Nationale Mythen haben für das Selbstverständnis und die Politik Deutschlands schon immer eine zentrale Rolle gespielt. Das gilt besonders für den Mythos des Gelehrten Johann Faust, der sich, nach höherer Erkenntnis strebend, mit dem Teufel einlässt: Spätestens mit Goethes Bearbeitung wurde die Erzählung zum Urmythos der Deutschen, Faust zum Nationalhelden. Dabei bleibt er eine zutiefst zwiespältige Figur. Herfried Münkler schildert, wie der Mythos im Laufe der Jahrhunderte gedeutet und stets auch instrumentalisiert wurde: von den ersten historischen Belegen der Figur bis zum Nationalismus des 20. Jahrhunderts, für den die angeblich «faustische» Natur des Deutschen Ansporn zur Tat und Rechtfertigung zugleich war; von Carl Schmitt und Martin Heidegger, die nach 1933 ihren je eigenen Teufelspakt eingingen, bis zu Hanns Eislers Oper «Johann Faustus», die sich nicht der Parteidoktrin der DDR fügen wollte und heftig angefeindet wurde.

Über Herfried Münkler

Inhaltsübersicht

Der Pakt mit dem TeufelLiteratur

Der Pakt mit dem Teufel

Doktor Johann Georg Faust

Um wen es sich bei Faust handelt, ist bis heute nicht ausgemacht, und über die Frage, ob es klug sei, mit ihm Umgang zu pflegen, wird nach wie vor gestritten: Während die einen in Faust einen melancholischen Zweifler und Grübler sehen, der zu jeder Tat unfähig sei, wird er von den anderen gerade als der entschlossene, im Umgang mit übernatürlichen Kräften gehärtete Tatmensch gepriesen. Für die einen ist Faust eine diabolischen Mächten verfallene Kreatur, die am Ende elendig zugrunde geht, für andere verkörpert er die menschliche Selbsterlösung nach der Befreiung aus dem Bann der Religion.[1] Eine zentrale Frage ist dabei, was von dem Teufelspakt zu halten ist, den Faust geschlossen hat: Fällt er ihm zuletzt zum Opfer, oder trägt der Teufel sogar dazu bei, den Weg in ein selbstgeschaffenes Paradies zu ebnen? So wird Faust einmal als der moderne Mensch in seiner ganzen Verzweiflung und Hilflosigkeit begriffen, dann wieder als der Welterforscher und -eroberer schlechthin.
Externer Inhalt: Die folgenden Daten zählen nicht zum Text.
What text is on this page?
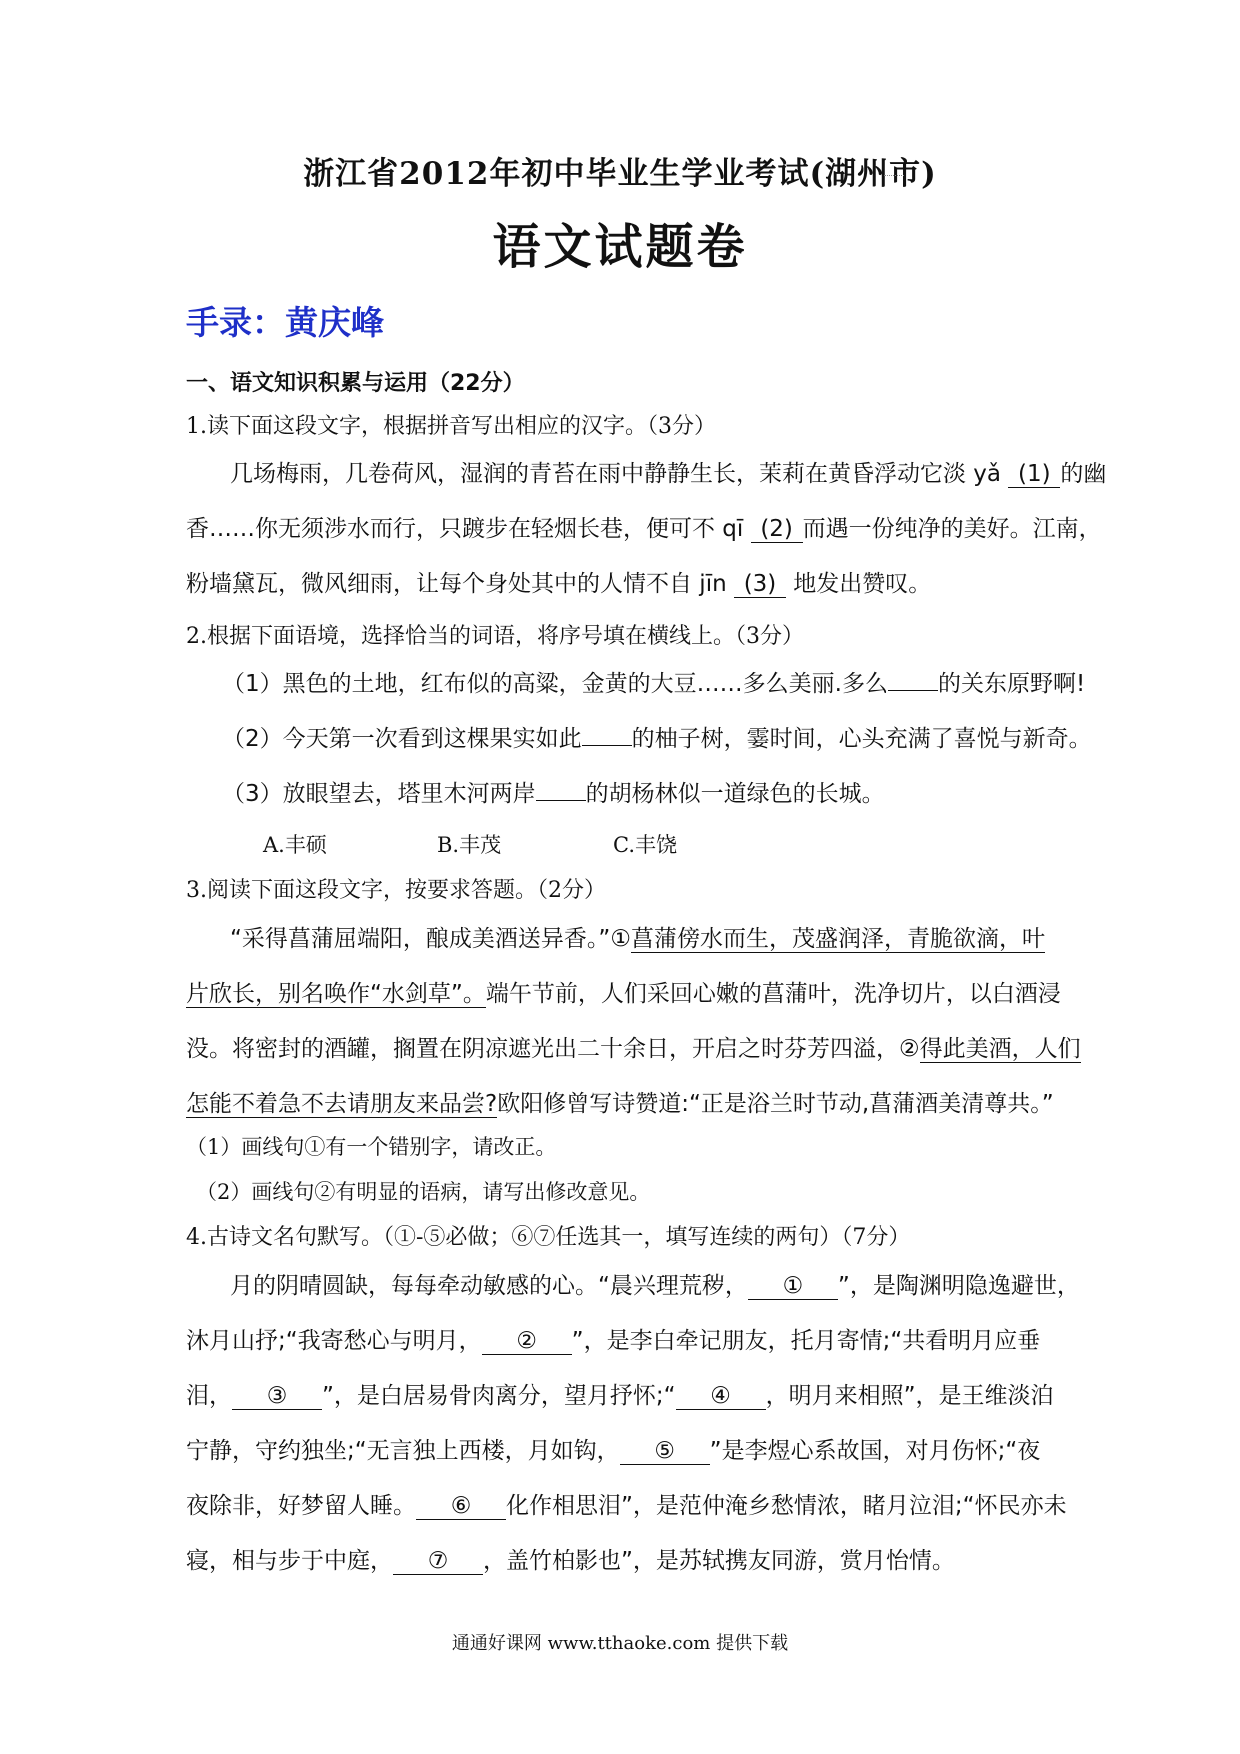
浙江省2012年初中毕业生学业考试(湖州市)
语文试题卷
手录：黄庆峰
一、语文知识积累与运用（22分）
1.读下面这段文字，根据拼音写出相应的汉字。（3分）
几场梅雨，几卷荷风，湿润的青苔在雨中静静生长，茉莉在黄昏浮动它淡 yǎ (1) 的幽
香……你无须涉水而行，只踱步在轻烟长巷，便可不 qī (2) 而遇一份纯净的美好。江南，
粉墙黛瓦，微风细雨，让每个身处其中的人情不自 jīn (3) 地发出赞叹。
2.根据下面语境，选择恰当的词语，将序号填在横线上。（3分）
（1）黑色的土地，红布似的高粱，金黄的大豆……多么美丽.多么 的关东原野啊!
（2）今天第一次看到这棵果实如此 的柚子树，霎时间，心头充满了喜悦与新奇。
（3）放眼望去，塔里木河两岸 的胡杨林似一道绿色的长城。
A.丰硕	B.丰茂	C.丰饶
3.阅读下面这段文字，按要求答题。（2分）
“采得菖蒲屈端阳，酿成美酒送异香。”①菖蒲傍水而生，茂盛润泽，青脆欲滴，叶
片欣长，别名唤作“水剑草”。端午节前，人们采回心嫩的菖蒲叶，洗净切片，以白酒浸
没。将密封的酒罐，搁置在阴凉遮光出二十余日，开启之时芬芳四溢，②得此美酒，人们
怎能不着急不去请朋友来品尝?欧阳修曾写诗赞道:“正是浴兰时节动,菖蒲酒美清尊共。”
（1）画线句①有一个错别字，请改正。
（2）画线句②有明显的语病，请写出修改意见。
4.古诗文名句默写。（①-⑤必做；⑥⑦任选其一，填写连续的两句）（7分）
月的阴晴圆缺，每每牵动敏感的心。“晨兴理荒秽， ① ”，是陶渊明隐逸避世，
沐月山抒;“我寄愁心与明月， ② ”，是李白牵记朋友，托月寄情;“共看明月应垂
泪， ③ ”，是白居易骨肉离分，望月抒怀;“ ④ ，明月来相照”，是王维淡泊
宁静，守约独坐;“无言独上西楼，月如钩， ⑤ ”是李煜心系故国，对月伤怀;“夜
夜除非，好梦留人睡。 ⑥ 化作相思泪”，是范仲淹乡愁情浓，睹月泣泪;“怀民亦未
寝，相与步于中庭， ⑦ ，盖竹柏影也”，是苏轼携友同游，赏月怡情。
通通好课网 www.tthaoke.com 提供下载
Die Faustfigur ist ein Paradebeispiel für das, was Blumenberg als «Arbeit am Mythos» bezeichnet hat:[2] den Umstand, dass mythische Erzählungen nicht von Anfang an fertig ausgebildet sind und anschließend nur noch interpretiert und verstanden werden müssen, sondern dass der Mythos das Ergebnis der lange währenden Umgestaltung eines ursprünglichen narrativen Kerns ist. Dabei war die Bearbeitung des Stoffs durch Goethe, die diesen ein Leben lang beschäftigt hat – vom sogenannten Ur-Faust des Jahres 1775 bis zur Versiegelung des zweiten Teils der Tragödie im August 1831 –, mehr als nur eine wichtige Station in der Arbeit am Mythos: Ohne sie hätte die Fausterzählung wohl kaum zum Nationalmythos werden können.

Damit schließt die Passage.